È per questo motivo che Trump intende annettersi anche il Canada, oltre alla Groenlandia. Nell’estesa provincia canadese dell’Alberta ci sono infatti una grande quantità di giacimenti contenenti sabbie e rocce schisto-bitumose adattabili all’uopo. Le stime quantitative dicono che questi giacimenti potrebbero colmare il fabbisogno energetico degli USA per i prossimi 50 anni, ma non dicono a quale prezzo. È altamente improbabile comunque che ciò possa avvenire entro ottobre dell’anno prossimo, cioè in tempo utile per le elezioni del Midterm.
Poi c’è l’ostacolo più difficile da superare e che, in ultima analisi, è anche il più paradossale da affrontare per Trump. Più della metà dei soldi stanziati con l’Inflation Reduction Act di Biden sono già stati utilizzati e/o comunque impegnati proprio negli Stati della Federazione che gli hanno permesso di essere rieletto: sono gli stessi Governatori di questi Stati che si stanno ribellando alla prospettiva di vedere cancellati gli incentivi statali. Non solo perché le misure adottate stanno producendo decine di migliaia di nuovi posti di lavoro (come da previsione), ma anche perché gli interventi già realizzati riescono effettivamente a stabilizzare i prezzi al consumo: prima e principale sicurezza di cui necessitano le fasce più svantaggiate della popolazione.

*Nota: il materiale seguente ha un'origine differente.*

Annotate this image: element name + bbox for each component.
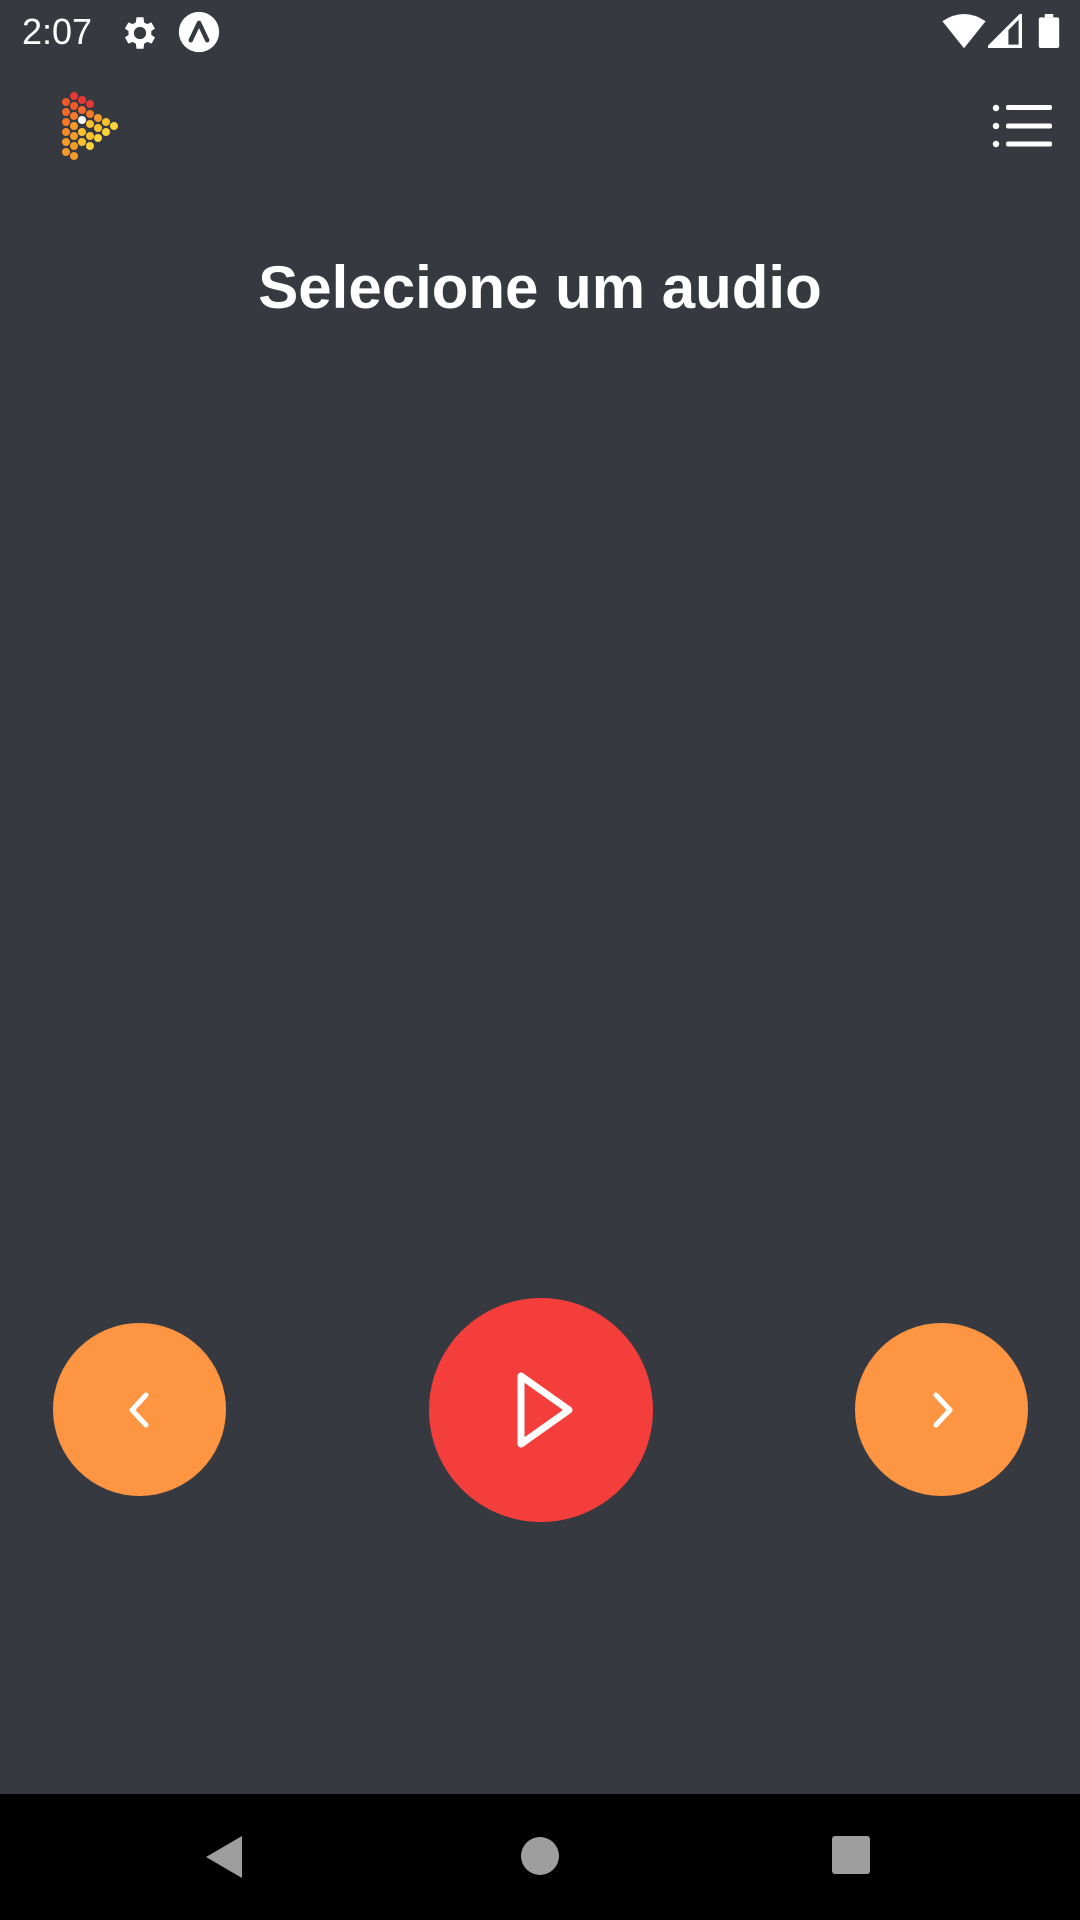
back-icon[interactable] — [202, 1834, 246, 1880]
page-title: Selecione um audio — [258, 254, 822, 321]
gear-icon — [124, 17, 156, 49]
status-bar: 2:07 — [0, 0, 1080, 64]
navigation-bar — [0, 1794, 1080, 1920]
chevron-right-icon — [933, 1392, 952, 1427]
home-icon[interactable] — [518, 1834, 562, 1878]
play-button[interactable] — [429, 1298, 653, 1522]
signal-icon — [988, 14, 1022, 48]
list-menu-icon — [992, 104, 1052, 148]
recents-icon[interactable] — [830, 1834, 872, 1876]
play-icon — [517, 1372, 573, 1448]
chevron-left-icon — [129, 1392, 148, 1427]
wifi-icon — [942, 14, 986, 49]
app-logo-icon — [62, 92, 118, 160]
status-time: 2:07 — [22, 11, 93, 52]
next-button[interactable] — [855, 1323, 1028, 1496]
menu-button[interactable] — [990, 100, 1054, 152]
expo-icon — [178, 11, 220, 53]
previous-button[interactable] — [53, 1323, 226, 1496]
battery-icon — [1038, 14, 1060, 48]
app-screen: 2:07 Selecione um audio — [0, 0, 1080, 1920]
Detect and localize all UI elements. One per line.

Il Texas, ad esempio, che nell’immaginario collettivo rappresenta lo Stato dei petrolieri per eccellenza, oggi dispone della produzione di energia solare ed eolica più di qualsiasi altro Stato americano, non perché i politici locali del Partito Repubblicano si sono improvvisamente innamorati delle rinnovabili, ma solo perché hanno scoperto che si tratta di una forma molto più economica per produrre energia. Ci sono arrivati anche grazie alle convincenti pressioni delle potentissime lobby religiose, come il “Texas Impact”: un’organizzazione molto articolata fatta di congregazioni e gruppi religiosi di estrazione protestante che si occupa, tra l’altro, di far diventare le chiese e i luoghi di culto dei punti di aggregazione delle Comunità Energetiche locali.
Sul fronte cattolico inoltre si è formata recentemente anche l’organizzazione “Francesco Collaborative” composta da investitori credenti che finanziano progetti ispirati alla dottrina sociale della chiesa e dall’enciclica “Laudato Si” di Papa Francesco. Progetti del genere si stanno sviluppando anche in Italia, ad esempio nella diocesi di Cremona.
Considerando che tutti gli Stati USA collocati ai primi posti nella graduatoria degli incentivi di Biden sono tra quelli che hanno maggiormente contribuito alla rielezione di Trump sarà molto, molto difficile non solo per i Governatori interessati, ma anche per i Senatori e i Componenti della Camera dei Rappresentanti repubblicani andare a spiegare ai loro elettori che è meglio ritornare alle condizioni di quando stavano peggio.
Chissà cosa ne pensa di tutto questo l’unica Capo del Governo dei paesi europei che oggi può interloquire direttamente con l’attuale amministrazione USA. Non fosse altro perché anche lei dovrà ripresentarsi davanti agli elettori tra due anni. Un tempo per nulla lungo e facile per una Presidente che rigetta la conversione ecologica e i cambiamenti climatici che considera espressione di una ideologia ambientalista diffusa.